SAMUEL: He stopped by Georgia Power's Plant Vogtle near Georgia's border with South Carolina to tout the construction of two new reactors as a critical part of President Obama's energy strategy. They're the first next generation nuclear reactors to be built in the country in three decades. The partial meltdown at Pennsylvania's Three Mile Island in 1979 had stopped the industry from expanding. By the early 2000s, that accident and the meltdown at Chernobyl were distant memories. Paul Murphy is with the law firm Gowling WLG. He specializes in the nuclear industry.
PAUL MURPHY: On top of that, people were projecting significant growth in power demand, energy demand.
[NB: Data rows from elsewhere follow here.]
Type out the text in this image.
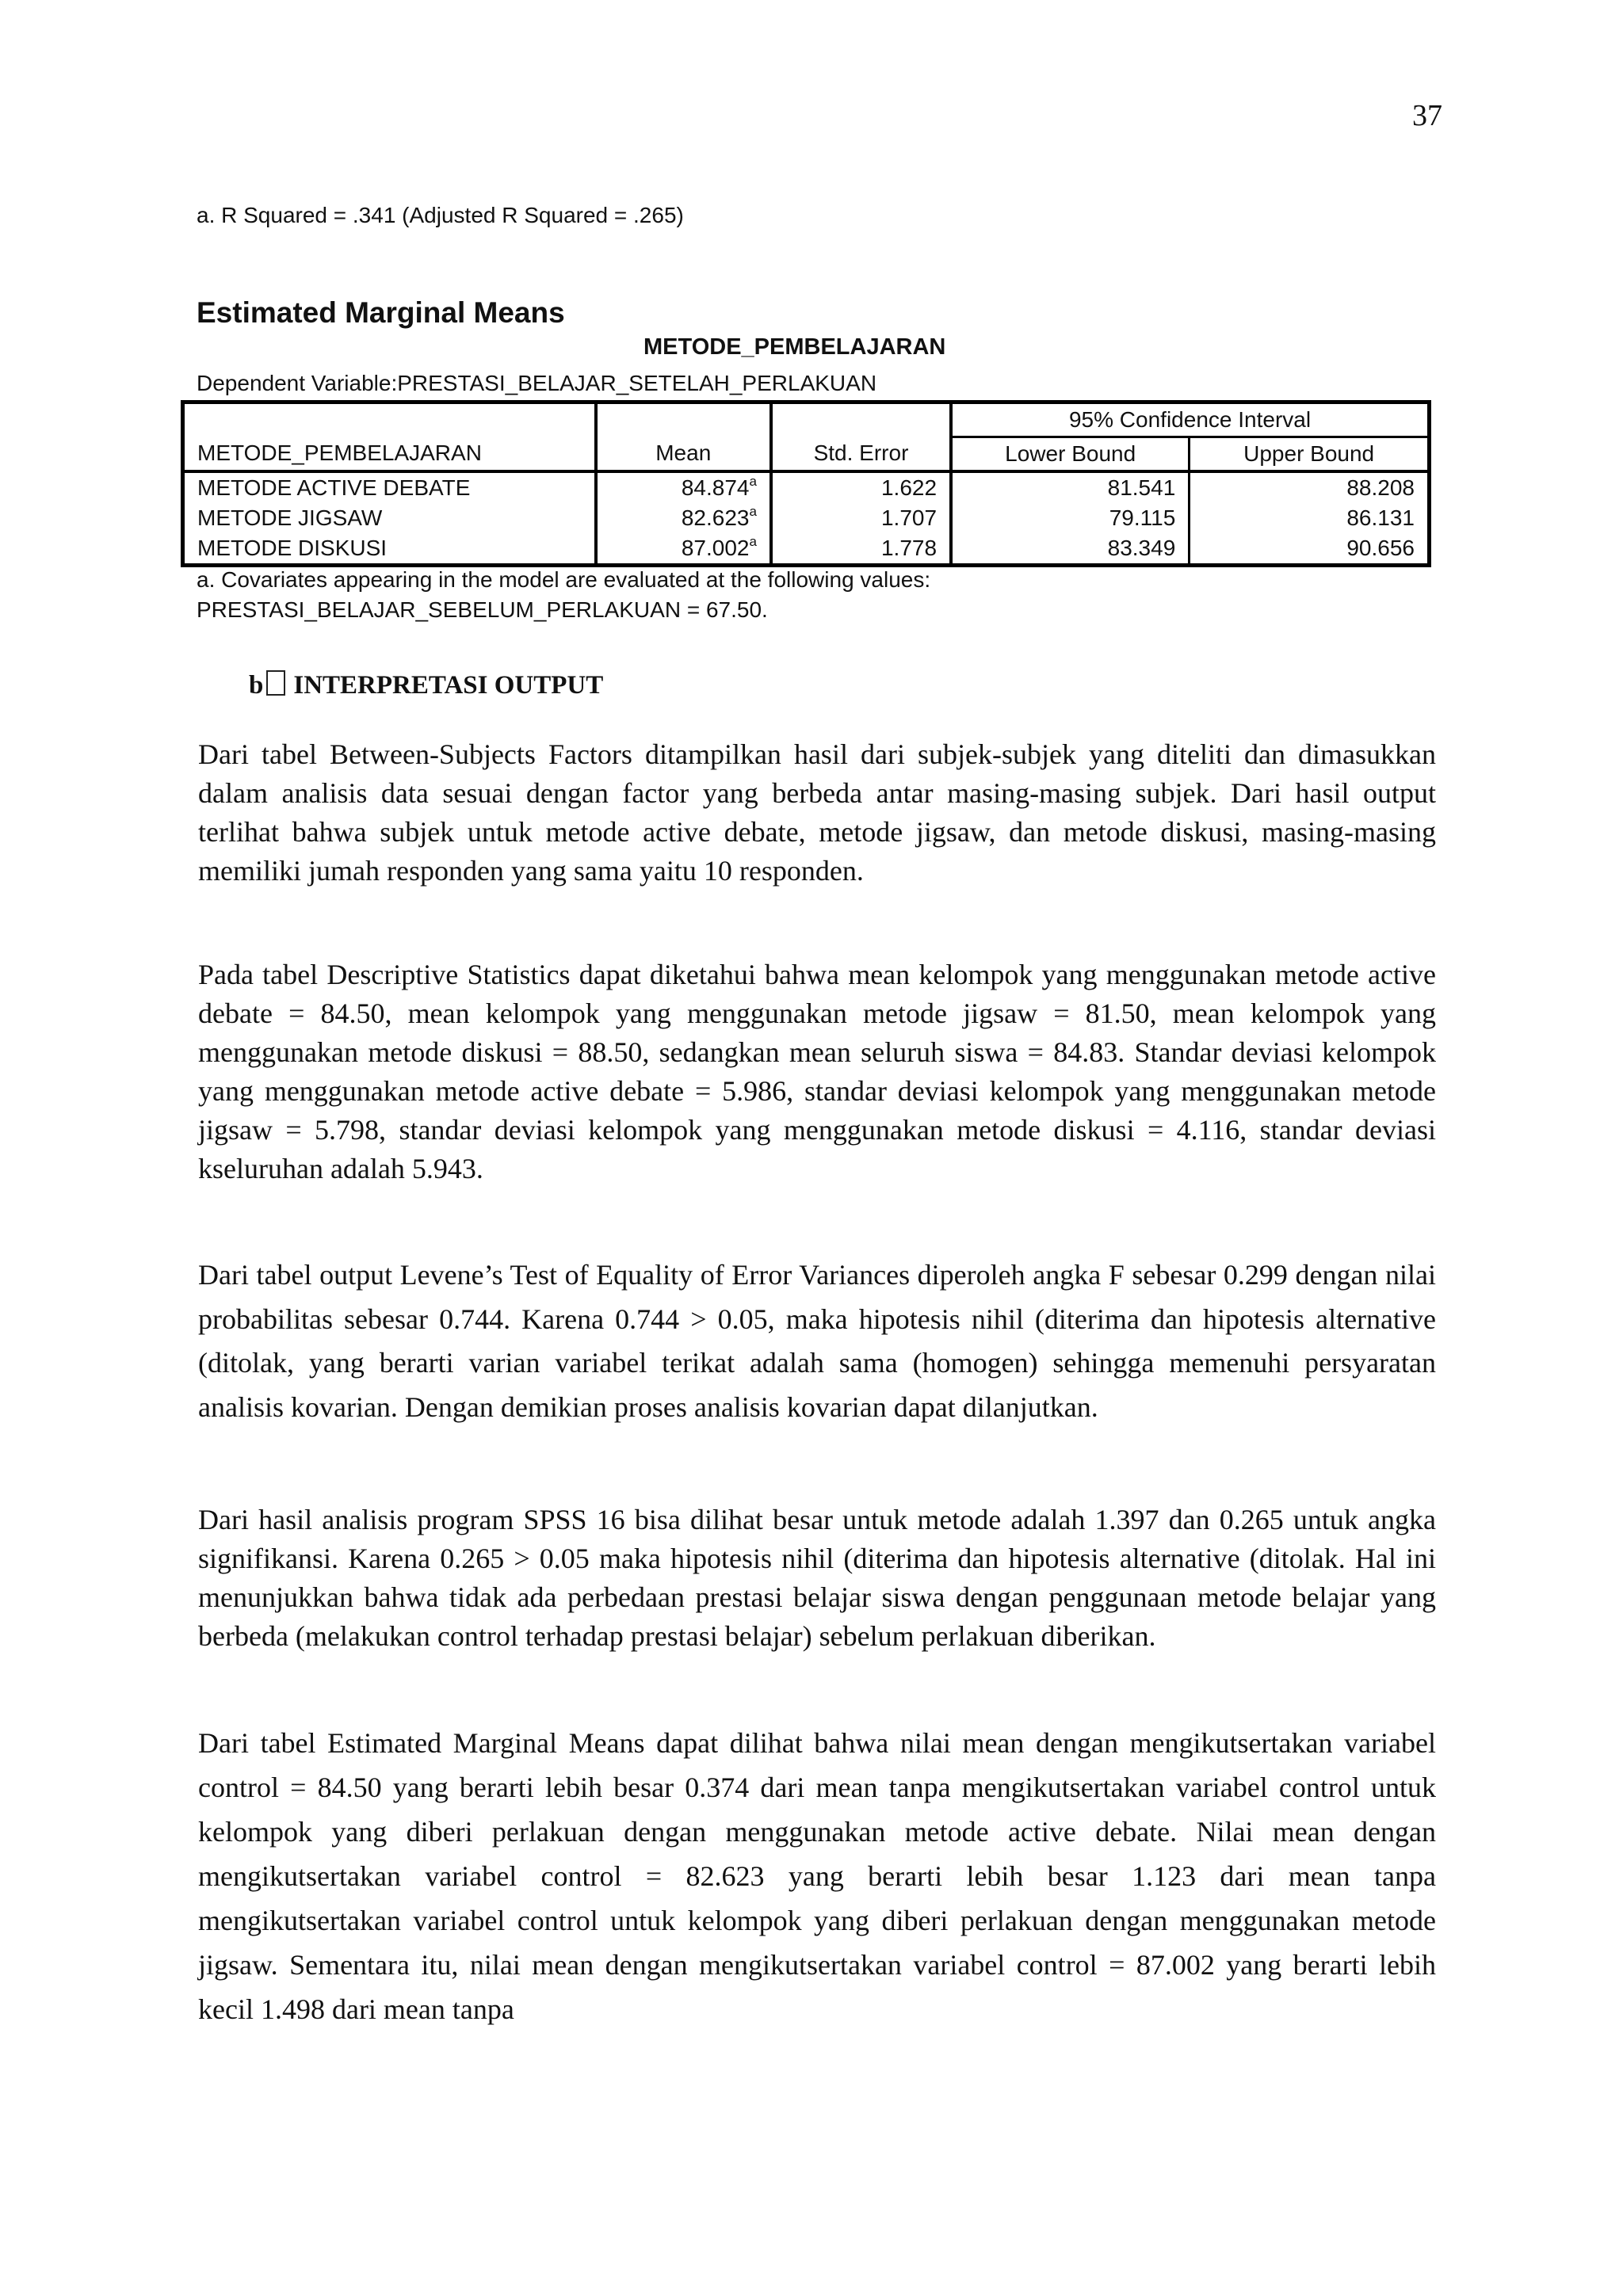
37
a. R Squared = .341 (Adjusted R Squared = .265)
Estimated Marginal Means
METODE_PEMBELAJARAN
Dependent Variable:PRESTASI_BELAJAR_SETELAH_PERLAKUAN
			95% Confidence Interval	
METODE_PEMBELAJARAN	Mean	Std. Error	Lower Bound	Upper Bound
METODE ACTIVE DEBATE	84.874$^a$	1.622	81.541	88.208
METODE JIGSAW	82.623$^a$	1.707	79.115	86.131
METODE DISKUSI	87.002$^a$	1.778	83.349	90.656
a. Covariates appearing in the model are evaluated at the following values:
PRESTASI_BELAJAR_SEBELUM_PERLAKUAN = 67.50.
b INTERPRETASI OUTPUT

Dari tabel Between-Subjects Factors ditampilkan hasil dari subjek-subjek yang diteliti dan dimasukkan dalam analisis data sesuai dengan factor yang berbeda antar masing-masing subjek. Dari hasil output terlihat bahwa subjek untuk metode active debate, metode jigsaw, dan metode diskusi, masing-masing memiliki jumah responden yang sama yaitu 10 responden.

Pada tabel Descriptive Statistics dapat diketahui bahwa mean kelompok yang menggunakan metode active debate = 84.50, mean kelompok yang menggunakan metode jigsaw = 81.50, mean kelompok yang menggunakan metode diskusi = 88.50, sedangkan mean seluruh siswa = 84.83. Standar deviasi kelompok yang menggunakan metode active debate = 5.986, standar deviasi kelompok yang menggunakan metode jigsaw = 5.798, standar deviasi kelompok yang menggunakan metode diskusi = 4.116, standar deviasi kseluruhan adalah 5.943.

Dari tabel output Levene’s Test of Equality of Error Variances diperoleh angka F sebesar 0.299 dengan nilai probabilitas sebesar 0.744. Karena 0.744 > 0.05, maka hipotesis nihil (diterima dan hipotesis alternative (ditolak, yang berarti varian variabel terikat adalah sama (homogen) sehingga memenuhi persyaratan analisis kovarian. Dengan demikian proses analisis kovarian dapat dilanjutkan.

Dari hasil analisis program SPSS 16 bisa dilihat besar untuk metode adalah 1.397 dan 0.265 untuk angka signifikansi. Karena 0.265 > 0.05 maka hipotesis nihil (diterima dan hipotesis alternative (ditolak. Hal ini menunjukkan bahwa tidak ada perbedaan prestasi belajar siswa dengan penggunaan metode belajar yang berbeda (melakukan control terhadap prestasi belajar) sebelum perlakuan diberikan.

Dari tabel Estimated Marginal Means dapat dilihat bahwa nilai mean dengan mengikutsertakan variabel control = 84.50 yang berarti lebih besar 0.374 dari mean tanpa mengikutsertakan variabel control untuk kelompok yang diberi perlakuan dengan menggunakan metode active debate. Nilai mean dengan mengikutsertakan variabel control = 82.623 yang berarti lebih besar 1.123 dari mean tanpa mengikutsertakan variabel control untuk kelompok yang diberi perlakuan dengan menggunakan metode jigsaw. Sementara itu, nilai mean dengan mengikutsertakan variabel control = 87.002 yang berarti lebih kecil 1.498 dari mean tanpa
SAMUEL: Nuclear construction is expensive and takes a long time. But once it's up and running, it's cheap, reliable electricity. And it doesn't generate the greenhouse gas emissions that contribute to climate change. So nuclear power seemed like a good idea. Utilities around the country started applying to the federal government for permission to build new reactors.
MARILYN BROWN: I thought that it was going to be a very good thing for the Southern economy.
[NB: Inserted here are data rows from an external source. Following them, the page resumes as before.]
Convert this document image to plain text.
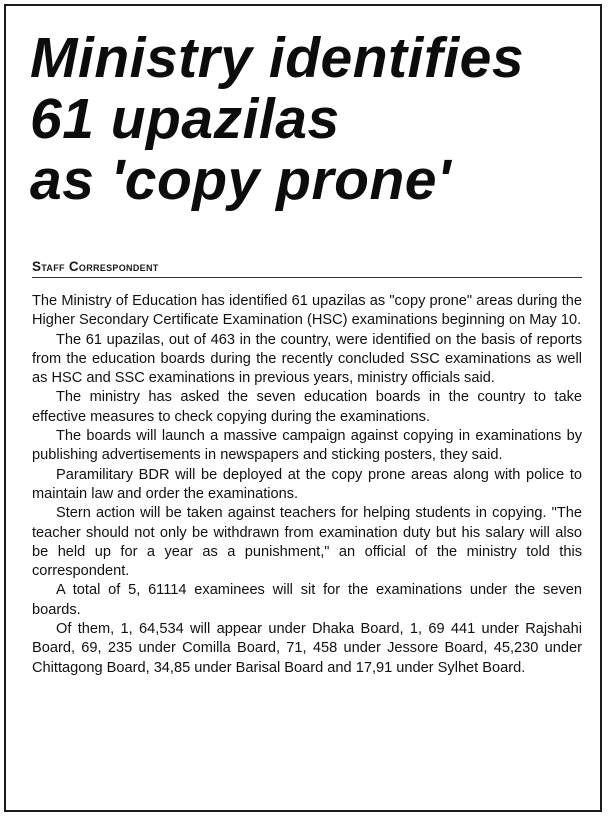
Ministry identifies
61 upazilas
as 'copy prone'
Staff Correspondent

The Ministry of Education has identified 61 upazilas as "copy prone" areas during the Higher Secondary Certificate Examination (HSC) examinations beginning on May 10.

The 61 upazilas, out of 463 in the country, were identified on the basis of reports from the education boards during the recently concluded SSC examinations as well as HSC and SSC examinations in previous years, ministry officials said.

The ministry has asked the seven education boards in the country to take effective measures to check copying during the examinations.

The boards will launch a massive campaign against copying in examinations by publishing advertisements in newspapers and sticking posters, they said.

Paramilitary BDR will be deployed at the copy prone areas along with police to maintain law and order the examinations.

Stern action will be taken against teachers for helping students in copying. "The teacher should not only be withdrawn from examination duty but his salary will also be held up for a year as a punishment," an official of the ministry told this correspondent.

A total of 5, 61114 examinees will sit for the examinations under the seven boards.

Of them, 1, 64,534 will appear under Dhaka Board, 1, 69 441 under Rajshahi Board, 69, 235 under Comilla Board, 71, 458 under Jessore Board, 45,230 under Chittagong Board, 34,85 under Barisal Board and 17,91 under Sylhet Board.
SAMUEL: That's Marilyn Brown, a public policy professor at Georgia Tech. In Georgia and South Carolina, power companies got to work building a new type of reactor that was supposed to be safer and cheaper. All good? Not quite. First, came the global financial crisis that flattened the demand for electricity.
BROWN: Then the boom in unconventional natural gas occurred.
SAMUEL: Brown's talking about fracking, which flooded the market with cheap natural gas. Renewable energy, especially wind power, also got more competitive.
BROWN: And that meant that it really, if you were to go back and reappraise the nuclear investment, they probably would not have been approved or might not have been approved.
SAMUEL: Both the Georgia and South Carolina projects racked up billions in cost overruns and delays. Then earlier this year, Westinghouse, the company building the nuclear units, went bankrupt. Westinghouse blamed the high construction costs at those two plants. It was too much for the South Carolina utilities, which scrapped the project this week. Stan Wise is the chairman of the Georgia Public Service Commission which regulates Georgia Power.
STAN WISE: Now Vogtle's the last kid on the block.
SAMUEL: Georgia Power customers have been paying for the new reactors out of their monthly power bills since 2011. Wise says Georgia Power is in a better financial situation than the South Carolina utilities.
WISE: I'm still a proponent of nuclear. I'm going to keep my powder dry in the coming weeks and months as we decide whether or not to continue this project.
SAMUEL: Georgia Power says it will propose whether or not to finish Vogtle later this month. Marilyn Brown at Georgia Tech says she hopes that plant Vogtle's completed.
BROWN: If these plans can't be continued, then where would you build the next one? Is that the demise of the industry?